DeepRobust also provides access to the Amazon datasets and Coauthor datasets, i.e., Amazon-Computers, Amazon-Photo, Coauthor-CS, Coauthor-Physics, from Pytorch Geometric. Specifically, users can access them through deeprobust.graph.data.AmazonPyg and deeprobust.graph.data.CoauthorPyg. For example, we can directly load Amazon dataset from deeprobust in the format of pyg as follows,

from deeprobust.graph.data import AmazonPyg
computers = AmazonPyg(root='/tmp', name='computers')
print(computers)
print(computers[0])
photo = AmazonPyg(root='/tmp', name='photo')
print(photo)
print(photo[0])

Similarly, we can also load Coauthor dataset,

from deeprobust.graph.data import CoauthorPyg
cs = CoauthorPyg(root='/tmp', name='cs')
print(cs)
print(cs[0])
physics = CoauthorPyg(root='/tmp', name='physics')
print(physics)
print(physics[0])

Working on PyTorch Geometric Models

In this subsection, we provide examples for using GNNs based on PyTorch Geometric. Spefically, we use GAT deeprobust.graph.defense.GAT and ChebNet deeprobust.graph.defense.ChebNet to further illustrate (while deeprobust.graph.defense.SGC is also available in this library). Basically, we can first convert the DeepRobust data to PyTorch Geometric data and then train Pyg models.

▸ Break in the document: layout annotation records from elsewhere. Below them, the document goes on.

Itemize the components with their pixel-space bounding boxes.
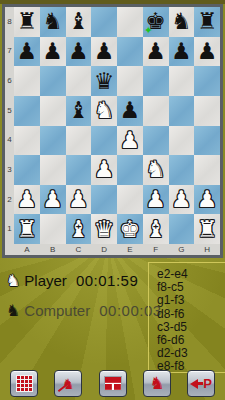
square-b1[interactable] bbox=[40, 214, 66, 244]
square-c1[interactable]: ♝ bbox=[66, 214, 92, 244]
square-b7[interactable]: ♟ bbox=[40, 37, 66, 67]
black-rook: ♜ bbox=[17, 10, 38, 33]
square-g4[interactable] bbox=[169, 126, 195, 156]
computer-move-button[interactable]: ♞ bbox=[143, 370, 171, 397]
square-d6[interactable]: ♛ bbox=[91, 66, 117, 96]
square-h1[interactable]: ♜ bbox=[194, 214, 220, 244]
chess-board: 8♜♞♝♚✦♞♜7♟♟♟♟♟♟♟6♛5♝♞♟4♟3♟♞2♟♟♟♟♟♟1♜♝♛♚♝… bbox=[2, 4, 223, 258]
rank-label-1: 1 bbox=[5, 214, 14, 244]
black-pawn: ♟ bbox=[68, 40, 89, 63]
rank-label-3: 3 bbox=[5, 155, 14, 185]
file-label-f: F bbox=[143, 244, 169, 255]
square-h7[interactable]: ♟ bbox=[194, 37, 220, 67]
square-d4[interactable] bbox=[91, 126, 117, 156]
square-g1[interactable] bbox=[169, 214, 195, 244]
square-e4[interactable]: ♟ bbox=[117, 126, 143, 156]
square-b2[interactable]: ♟ bbox=[40, 185, 66, 215]
info-panel: ♞ Player 00:01:59 ♞ Computer 00:00:03 e2… bbox=[0, 258, 225, 400]
chess-app: 8♜♞♝♚✦♞♜7♟♟♟♟♟♟♟6♛5♝♞♟4♟3♟♞2♟♟♟♟♟♟1♜♝♛♚♝… bbox=[0, 0, 225, 400]
square-e5[interactable]: ♟ bbox=[117, 96, 143, 126]
file-label-c: C bbox=[66, 244, 92, 255]
square-a2[interactable]: ♟ bbox=[14, 185, 40, 215]
rank-label-5: 5 bbox=[5, 96, 14, 126]
toolbar: ♞ ♞ P bbox=[0, 369, 225, 398]
square-b8[interactable]: ♞ bbox=[40, 7, 66, 37]
last-move-marker: ✦ bbox=[144, 25, 153, 36]
black-pawn: ♟ bbox=[145, 40, 166, 63]
square-b4[interactable] bbox=[40, 126, 66, 156]
square-b3[interactable] bbox=[40, 155, 66, 185]
move-3: g1-f3 bbox=[157, 294, 223, 307]
square-e2[interactable] bbox=[117, 185, 143, 215]
white-bishop: ♝ bbox=[145, 218, 166, 241]
board-corner bbox=[5, 244, 14, 255]
square-f2[interactable]: ♟ bbox=[143, 185, 169, 215]
square-d3[interactable]: ♟ bbox=[91, 155, 117, 185]
white-knight: ♞ bbox=[94, 99, 115, 122]
file-label-b: B bbox=[40, 244, 66, 255]
white-queen: ♛ bbox=[94, 218, 115, 241]
rank-label-6: 6 bbox=[5, 66, 14, 96]
takeback-button[interactable]: P bbox=[187, 370, 215, 397]
white-pawn: ♟ bbox=[197, 188, 218, 211]
square-e8[interactable] bbox=[117, 7, 143, 37]
square-g6[interactable] bbox=[169, 66, 195, 96]
black-pawn: ♟ bbox=[171, 40, 192, 63]
arrow-left-icon bbox=[190, 379, 198, 389]
square-h3[interactable] bbox=[194, 155, 220, 185]
square-c7[interactable]: ♟ bbox=[66, 37, 92, 67]
square-h2[interactable]: ♟ bbox=[194, 185, 220, 215]
black-pawn: ♟ bbox=[42, 40, 63, 63]
white-rook: ♜ bbox=[197, 218, 218, 241]
board-setup-icon bbox=[104, 376, 122, 391]
square-c8[interactable]: ♝ bbox=[66, 7, 92, 37]
square-h6[interactable] bbox=[194, 66, 220, 96]
square-f8[interactable]: ♚✦ bbox=[143, 7, 169, 37]
square-d2[interactable] bbox=[91, 185, 117, 215]
file-label-h: H bbox=[194, 244, 220, 255]
square-f3[interactable]: ♞ bbox=[143, 155, 169, 185]
white-bishop: ♝ bbox=[68, 218, 89, 241]
square-b6[interactable] bbox=[40, 66, 66, 96]
square-h5[interactable] bbox=[194, 96, 220, 126]
white-king: ♚ bbox=[120, 218, 141, 241]
white-knight: ♞ bbox=[145, 158, 166, 181]
white-pawn: ♟ bbox=[145, 188, 166, 211]
clocks: ♞ Player 00:01:59 ♞ Computer 00:00:03 bbox=[6, 272, 146, 332]
square-b5[interactable] bbox=[40, 96, 66, 126]
square-c2[interactable]: ♟ bbox=[66, 185, 92, 215]
square-c6[interactable] bbox=[66, 66, 92, 96]
black-bishop: ♝ bbox=[68, 99, 89, 122]
player-clock: 00:01:59 bbox=[76, 272, 138, 289]
white-pawn: ♟ bbox=[42, 188, 63, 211]
move-4: d8-f6 bbox=[157, 308, 223, 321]
rank-label-4: 4 bbox=[5, 126, 14, 156]
white-pawn: ♟ bbox=[171, 188, 192, 211]
rank-label-2: 2 bbox=[5, 185, 14, 215]
file-label-a: A bbox=[14, 244, 40, 255]
player-name: Player bbox=[24, 272, 67, 289]
board-grid: 8♜♞♝♚✦♞♜7♟♟♟♟♟♟♟6♛5♝♞♟4♟3♟♞2♟♟♟♟♟♟1♜♝♛♚♝… bbox=[5, 7, 220, 255]
square-c5[interactable]: ♝ bbox=[66, 96, 92, 126]
square-g7[interactable]: ♟ bbox=[169, 37, 195, 67]
square-g2[interactable]: ♟ bbox=[169, 185, 195, 215]
square-e6[interactable] bbox=[117, 66, 143, 96]
square-d8[interactable] bbox=[91, 7, 117, 37]
white-knight-icon: ♞ bbox=[6, 273, 20, 289]
computer-name: Computer bbox=[24, 302, 90, 319]
square-e3[interactable] bbox=[117, 155, 143, 185]
black-pawn: ♟ bbox=[120, 99, 141, 122]
square-f7[interactable]: ♟ bbox=[143, 37, 169, 67]
square-e1[interactable]: ♚ bbox=[117, 214, 143, 244]
square-a3[interactable] bbox=[14, 155, 40, 185]
square-a1[interactable]: ♜ bbox=[14, 214, 40, 244]
square-f4[interactable] bbox=[143, 126, 169, 156]
white-pawn: ♟ bbox=[68, 188, 89, 211]
menu-button[interactable] bbox=[10, 370, 38, 397]
square-a5[interactable] bbox=[14, 96, 40, 126]
square-g8[interactable]: ♞ bbox=[169, 7, 195, 37]
square-d7[interactable]: ♟ bbox=[91, 37, 117, 67]
square-h8[interactable]: ♜ bbox=[194, 7, 220, 37]
black-knight: ♞ bbox=[171, 10, 192, 33]
square-g5[interactable] bbox=[169, 96, 195, 126]
rank-label-8: 8 bbox=[5, 7, 14, 37]
black-bishop: ♝ bbox=[68, 10, 89, 33]
player-clock-row: ♞ Player 00:01:59 bbox=[6, 272, 146, 289]
white-pawn: ♟ bbox=[17, 188, 38, 211]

from deeprobust.graph.data import Dataset, Dpr2Pyg, PrePtbDataset
from deeprobust.graph.defense import GAT
data = Dataset(root='/tmp/', name='cora', seed=15)
adj, features, labels = data.adj, data.features, data.labels
idx_train, idx_val, idx_test = data.idx_train, data.idx_val, data.idx_test
gat = GAT(nfeat=features.shape[1],
          nhid=8, heads=8,
          nclass=labels.max().item() + 1,
          dropout=0.5, device='cpu')
gat = gat.to('cpu')
pyg_data = Dpr2Pyg(data) # convert deeprobust dataset to pyg dataset
gat.fit(pyg_data, patience=100, verbose=True) # train with earlystopping
gat.test() # test performance on clean graph

# load perturbed graph
perturbed_data = PrePtbDataset(root='/tmp/',
        name='cora',
        attack_method='meta',
        ptb_rate=0.05)
perturbed_adj = perturbed_data.adj
pyg_data.update_edge_index(perturbed_adj) # inplace operation
gat.fit(pyg_data, patience=100, verbose=True) # train with earlystopping
gat.test() # test performance on perturbed graph
from deeprobust.graph.data import Dataset, Dpr2Pyg
from deeprobust.graph.defense import ChebNet
data = Dataset(root='/tmp/', name='cora')
adj, features, labels = data.adj, data.features, data.labels
idx_train, idx_val, idx_test = data.idx_train, data.idx_val, data.idx_test
cheby = ChebNet(nfeat=features.shape[1],
          nhid=16, num_hops=3,
          nclass=labels.max().item() + 1,
          dropout=0.5, device='cpu')
cheby = cheby.to('cpu')
pyg_data = Dpr2Pyg(data) # convert deeprobust dataset to pyg dataset
cheby.fit(pyg_data, patience=10, verbose=True) # train with earlystopping
cheby.test()

More Details

More details can be found in test_gat.py, test_chebnet.py and test_sgc.py.